Les dossiers peuvent rester sans suite au niveau des communes

Des dysfonctionnements sont également constatés lorsqu’il s’agit de retirer les demandes d’autorisation validées. En effet, les architectes relèvent un manque d’uniformité au niveau des méthodes de calcul des taxes prélevées sur les demandes d’autorisation. Aussi, dans certains cas les plans validés par les commissions mixtes sont remis en cause et réexaminés, ce qui alourdit davantage la procédure et décrédibilise le travail des commissions mixtes, selon les architectes.

L’Agence urbaine de Casablanca (AUC) non plus n’est pas exempte des critiques des architectes. Actuellement, celle-ci ne délivre plus, ou seulement sous réserve, les notes de renseignement alors que ce document est vital pour connaître l’utilisation réservée à un terrain par les documents d’urbanisme. Et même quand ce document est transmis, cela prend plus de 7 jours alors que ce délai peut-être raccourci à 2 jours, assure-t-on. L’examen des dossiers par l’AUC connaît lui aussi plusieurs dysfonctionnements. Il est en effet difficile d’accéder à l’information relative à l’état d’avancement des dossiers ou encore de communiquer ou de se concerter avec les responsables des dossiers.

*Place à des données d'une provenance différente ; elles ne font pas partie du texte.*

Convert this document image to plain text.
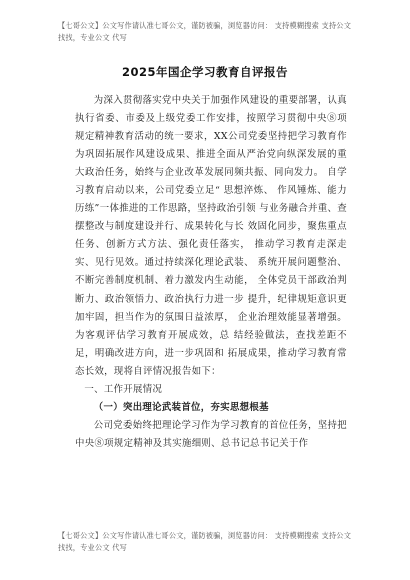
【七哥公文】公文写作请认准七哥公文，谨防被骗，浏览器访问： 支持模糊搜索 支持公文找找，专业公文 代写
2025年国企学习教育自评报告

为深入贯彻落实党中央关于加强作风建设的重要部署，认真执行省委、市委及上级党委工作安排，按照学习贯彻中央⑧项规定精神教育活动的统一要求，XX公司党委坚持把学习教育作为巩固拓展作风建设成果、推进全面从严治党向纵深发展的重大政治任务，始终与企业改革发展同频共振、同向发力。 自学习教育启动以来，公司党委立足“ 思想淬炼、 作风锤炼、能力历练”一体推进的工作思路，坚持政治引领 与业务融合并重、查摆整改与制度建设并行、成果转化与长 效固化同步，聚焦重点任务、创新方式方法、强化责任落实， 推动学习教育走深走实、见行见效。通过持续深化理论武装、 系统开展问题整治、不断完善制度机制、着力激发内生动能， 全体党员干部政治判断力、政治领悟力、政治执行力进一步 提升，纪律规矩意识更加牢固，担当作为的氛围日益浓厚， 企业治理效能显著增强。为客观评估学习教育开展成效，总 结经验做法，查找差距不足，明确改进方向，进一步巩固和 拓展成果，推动学习教育常态长效，现将自评情况报告如下：

一、工作开展情况

（一）突出理论武装首位，夯实思想根基

公司党委始终把理论学习作为学习教育的首位任务，坚持把中央⑧项规定精神及其实施细则、总书记总书记关于作

【七哥公文】公文写作请认准七哥公文，谨防被骗，浏览器访问： 支持模糊搜索 支持公文找找，专业公文 代写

En outre, du fait du manque de procédures précises et conventionnelles pour leur examen, cette étape peut durer jusqu’à 6 mois.
Plus grave encore, au niveau des communes, les dossiers de demande d’autorisation de construire peuvent demeurer sans suite, bloqués au niveau du bureau d’ordre faute de moyens de dispatching. Aussi, les accusés de dépôt ne sont pas délivrés aux dépositaires de dossiers auprès de la plupart des communes.

A leur tour, les services de la Conservation foncière et du cadastre sont responsables de dysfonctionnements qui alourdissent d’autant plus la procédure. En effet, les documents demandés auprès de ces administrations (certificat foncier, plan cadastral…) sont délivrés au bout de 2 jours alors que ce délai peut être raisonnablement ramené à un jour, selon les professionnels. Des pertes de dossiers sont également constatées auprès de ces administrations.

Viennent enfin les problèmes constatés auprès de la Protection civile (PC) et du délégataire de la distribution d’eau et d’électricité. S’agissant du premier, plusieurs entités internes sont chargées de l’instruction des dossiers de demande d’autorisation avec des prérogatives qui se chevauchent, compliquant la prise de décision. Qui plus est, en l’absence de concertation entre ces entités, l’architecte est contraint de jouer le rôle d’intermédiaire en recueillant et en transmettant les avis entre elles. En outre, selon les témoignages des architectes, les représentants de la PC ne prennent pas les décisions lors des commissions, ce qui rallonge d’autant plus les délais qui vont jusqu’à 4 semaines pour cette étape. Plus encore, l’examen des dossiers n’est pas unifié entre les différentes entités et responsables. De fait, l’application et l’interprétation des normes de sécurité ne font pas consensus, et ces normes deviennent donc personnalisées. Des problèmes similaires sont constatés au niveau de la Lydec chez qui les dossiers ne seraient pas traités de manière unifiée, ce qui fait varier les recommandations d’un dossier à l’autre de manière aléatoire.